Product Authentication Solutions
Electronics Anti-Counterfeiting Law to Hit Europe -- IHS iSupply study
May 2, 2012
Ever since December, 2011, we have been telling readers of this blog that there is a locomotive coming at the electronics industry.
In that month, a new Federal anti-counterfeiting law was proposed as an amendment to the U.S. National Defense Authorization Act for Fiscal Year 2012. We said at that time that the law, which targeted counterfeit electronics in the military supply chain, would in fact shake up the entire industry, both private and public sectors, and world wide, not simply in the U.S.
'the impact [of the 2012 National Defense Authorization Act] is beginning to be felt worldwide'
Now that law is on the books as Section 818 of the Act, and reality is making this crystal clear.
IHS iSupply, a well-regarded research and data provider, has released a study describing how Section 818 "may have broad international implications, impacting hundreds of overseas companies that have supplied billions of dollars’ worth of items to the American government." According to IHS, the new electronics anti-counterfeiting requirements will create "wrenching changes" for companies throughout the world, citing Europe as the source of most of the international Defense Department purchases.
The law will be articulated in policy by the Defense Department at the end of June, 2012, and then at the end of September will be written into the main military procurement document, known as DFARS. At that point the law will have teeth and defense contractors will need to comply.
The IHS study identifies Europe as the largest supplier of electronics to the U.S government, placing the region squarely in the sights of the new law. From 2007 through 2011, 283 European countries accounted for almost $1 billion in sales, or 51 percent of all foreign electronics sales to the U.S. military.
Most of the rest of the military electronics spend, 47%, was sourced from 32 companies in the Middle East. Only 2% of official sales are from Asia.
An IHS senior manager, Greg Jaknunas, was concerned to correct the "perception that U.S. regulations such as 2012 NDAA, Section. 818. Detection and Avoidance of Counterfeit Electronic Parts, is only an issue for American companies, and that they don’t impact firms in Europe, the Mideast and elsewhere." In fact, he said, "the impact is beginning to be felt worldwide...”
We would add that the impact of NDAA Section 818 will not only be global, it will cross from public to private sector.
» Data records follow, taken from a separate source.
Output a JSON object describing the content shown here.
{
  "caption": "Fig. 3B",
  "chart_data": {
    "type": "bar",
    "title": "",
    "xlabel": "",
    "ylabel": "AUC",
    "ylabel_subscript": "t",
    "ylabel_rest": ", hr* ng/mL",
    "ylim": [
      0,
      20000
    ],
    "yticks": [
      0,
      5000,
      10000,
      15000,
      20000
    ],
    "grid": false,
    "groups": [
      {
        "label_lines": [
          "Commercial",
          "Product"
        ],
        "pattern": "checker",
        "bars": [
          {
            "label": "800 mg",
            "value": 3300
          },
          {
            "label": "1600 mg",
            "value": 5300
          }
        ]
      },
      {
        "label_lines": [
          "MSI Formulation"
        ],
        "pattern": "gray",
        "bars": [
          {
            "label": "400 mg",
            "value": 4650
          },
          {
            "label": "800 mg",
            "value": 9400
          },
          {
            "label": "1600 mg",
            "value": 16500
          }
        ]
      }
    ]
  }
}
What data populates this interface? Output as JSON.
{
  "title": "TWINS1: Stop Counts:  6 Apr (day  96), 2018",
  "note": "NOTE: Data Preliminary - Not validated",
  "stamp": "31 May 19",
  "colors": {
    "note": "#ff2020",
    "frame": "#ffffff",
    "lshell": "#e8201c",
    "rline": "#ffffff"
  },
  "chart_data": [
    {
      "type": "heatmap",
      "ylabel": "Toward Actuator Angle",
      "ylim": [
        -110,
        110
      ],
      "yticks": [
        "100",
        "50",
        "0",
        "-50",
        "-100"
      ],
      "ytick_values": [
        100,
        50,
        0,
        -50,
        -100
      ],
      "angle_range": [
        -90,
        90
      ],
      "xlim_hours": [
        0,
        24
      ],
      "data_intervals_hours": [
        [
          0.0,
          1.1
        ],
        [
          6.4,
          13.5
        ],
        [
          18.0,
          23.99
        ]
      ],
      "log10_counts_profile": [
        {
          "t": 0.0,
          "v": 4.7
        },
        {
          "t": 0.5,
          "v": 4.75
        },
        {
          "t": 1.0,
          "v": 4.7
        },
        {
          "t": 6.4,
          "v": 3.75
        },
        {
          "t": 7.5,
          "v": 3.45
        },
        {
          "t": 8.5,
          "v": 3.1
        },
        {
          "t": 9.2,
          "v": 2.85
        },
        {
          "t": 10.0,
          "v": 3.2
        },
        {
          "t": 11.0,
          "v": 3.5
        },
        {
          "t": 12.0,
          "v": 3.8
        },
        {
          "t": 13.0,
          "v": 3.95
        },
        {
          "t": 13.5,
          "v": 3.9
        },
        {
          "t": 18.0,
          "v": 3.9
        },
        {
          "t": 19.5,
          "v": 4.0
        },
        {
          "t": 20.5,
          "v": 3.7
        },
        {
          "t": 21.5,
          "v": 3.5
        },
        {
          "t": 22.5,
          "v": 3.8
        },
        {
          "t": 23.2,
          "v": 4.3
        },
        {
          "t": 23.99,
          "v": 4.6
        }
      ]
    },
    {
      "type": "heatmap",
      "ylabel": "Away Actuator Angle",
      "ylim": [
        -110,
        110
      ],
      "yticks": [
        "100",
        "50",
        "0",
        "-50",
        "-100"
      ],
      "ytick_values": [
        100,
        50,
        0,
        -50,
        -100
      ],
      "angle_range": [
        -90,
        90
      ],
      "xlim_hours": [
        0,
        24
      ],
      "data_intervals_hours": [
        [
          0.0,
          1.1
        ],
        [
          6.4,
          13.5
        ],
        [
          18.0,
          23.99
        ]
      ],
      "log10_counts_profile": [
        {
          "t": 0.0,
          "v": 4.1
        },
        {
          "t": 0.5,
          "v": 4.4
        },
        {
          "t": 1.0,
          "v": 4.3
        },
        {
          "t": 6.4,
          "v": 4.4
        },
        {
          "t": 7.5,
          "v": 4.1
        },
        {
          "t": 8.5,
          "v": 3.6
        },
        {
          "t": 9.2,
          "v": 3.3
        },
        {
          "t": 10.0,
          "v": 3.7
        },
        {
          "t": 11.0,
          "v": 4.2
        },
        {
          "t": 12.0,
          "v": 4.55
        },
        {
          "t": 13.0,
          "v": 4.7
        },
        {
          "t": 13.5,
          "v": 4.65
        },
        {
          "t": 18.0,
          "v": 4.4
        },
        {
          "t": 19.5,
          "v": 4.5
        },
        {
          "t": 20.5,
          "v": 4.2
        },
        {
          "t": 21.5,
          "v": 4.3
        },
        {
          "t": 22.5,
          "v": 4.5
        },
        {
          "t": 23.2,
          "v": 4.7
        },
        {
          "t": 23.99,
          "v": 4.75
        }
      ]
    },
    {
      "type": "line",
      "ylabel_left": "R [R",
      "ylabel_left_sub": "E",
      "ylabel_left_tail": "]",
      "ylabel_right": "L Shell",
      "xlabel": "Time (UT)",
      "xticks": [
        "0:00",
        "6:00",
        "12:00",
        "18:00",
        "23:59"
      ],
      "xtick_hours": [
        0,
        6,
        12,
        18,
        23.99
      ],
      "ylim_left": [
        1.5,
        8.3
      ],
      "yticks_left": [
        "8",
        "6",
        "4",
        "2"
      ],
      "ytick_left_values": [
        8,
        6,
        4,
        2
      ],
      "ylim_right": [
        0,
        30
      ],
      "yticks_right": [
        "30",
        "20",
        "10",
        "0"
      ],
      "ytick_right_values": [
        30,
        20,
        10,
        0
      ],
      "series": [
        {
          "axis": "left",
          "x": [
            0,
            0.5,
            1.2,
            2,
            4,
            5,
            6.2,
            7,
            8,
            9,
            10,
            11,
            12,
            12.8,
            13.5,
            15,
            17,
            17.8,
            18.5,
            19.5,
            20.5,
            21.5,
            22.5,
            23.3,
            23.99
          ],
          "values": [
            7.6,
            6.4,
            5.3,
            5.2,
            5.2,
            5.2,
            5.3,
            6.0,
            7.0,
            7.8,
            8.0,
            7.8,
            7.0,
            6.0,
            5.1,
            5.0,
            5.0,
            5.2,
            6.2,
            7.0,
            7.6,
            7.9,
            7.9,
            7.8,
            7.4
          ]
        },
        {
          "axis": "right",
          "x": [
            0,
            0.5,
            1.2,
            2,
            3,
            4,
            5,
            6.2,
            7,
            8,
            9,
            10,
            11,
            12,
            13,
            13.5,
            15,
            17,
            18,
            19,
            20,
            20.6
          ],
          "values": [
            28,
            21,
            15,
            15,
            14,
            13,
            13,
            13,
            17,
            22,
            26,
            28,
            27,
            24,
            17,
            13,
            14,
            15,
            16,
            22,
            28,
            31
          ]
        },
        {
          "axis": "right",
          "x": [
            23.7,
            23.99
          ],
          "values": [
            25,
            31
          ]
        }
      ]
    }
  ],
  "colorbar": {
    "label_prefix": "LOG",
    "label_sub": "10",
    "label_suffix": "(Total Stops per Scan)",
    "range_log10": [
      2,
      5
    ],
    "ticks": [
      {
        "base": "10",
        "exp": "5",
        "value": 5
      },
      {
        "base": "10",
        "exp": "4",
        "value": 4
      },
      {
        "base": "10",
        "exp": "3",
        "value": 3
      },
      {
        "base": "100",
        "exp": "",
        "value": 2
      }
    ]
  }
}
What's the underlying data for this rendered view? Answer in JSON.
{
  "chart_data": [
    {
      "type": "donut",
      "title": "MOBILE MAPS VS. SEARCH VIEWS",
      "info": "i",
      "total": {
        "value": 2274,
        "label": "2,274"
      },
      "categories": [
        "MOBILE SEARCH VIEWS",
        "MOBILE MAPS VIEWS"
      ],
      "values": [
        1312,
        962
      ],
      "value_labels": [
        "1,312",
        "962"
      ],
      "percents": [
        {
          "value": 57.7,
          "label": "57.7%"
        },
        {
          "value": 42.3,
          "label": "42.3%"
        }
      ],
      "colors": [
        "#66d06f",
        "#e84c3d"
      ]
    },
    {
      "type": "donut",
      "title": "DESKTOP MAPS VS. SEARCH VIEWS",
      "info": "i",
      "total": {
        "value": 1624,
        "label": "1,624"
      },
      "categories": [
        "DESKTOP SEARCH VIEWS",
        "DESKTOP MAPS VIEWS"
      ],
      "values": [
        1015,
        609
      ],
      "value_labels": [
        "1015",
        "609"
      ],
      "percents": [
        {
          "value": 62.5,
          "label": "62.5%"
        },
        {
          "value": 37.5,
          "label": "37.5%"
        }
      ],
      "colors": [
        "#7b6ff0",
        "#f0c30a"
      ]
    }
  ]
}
Many of the same facilities which supply the U.S. military also produce electronic components for commercial applications. Far more microchips are produced for industrial and consumer buyers than for the U.S. military, which buys only about 2% of the world's supply annually.
The study by iSupply also stresses that "the world must have tools that allow them [defense suppliers -- Applied DNA] to identify components at risk of counterfeits." iSupply points to its IHS Haystack database which offers key logistics information to the government and contractors.
We would add that new technological tools will also be necessary. And none is more capable and ready to begin than Applied DNA Science's SigNature DNA authentication system for microchips, now undergoing testing by the U.S. military.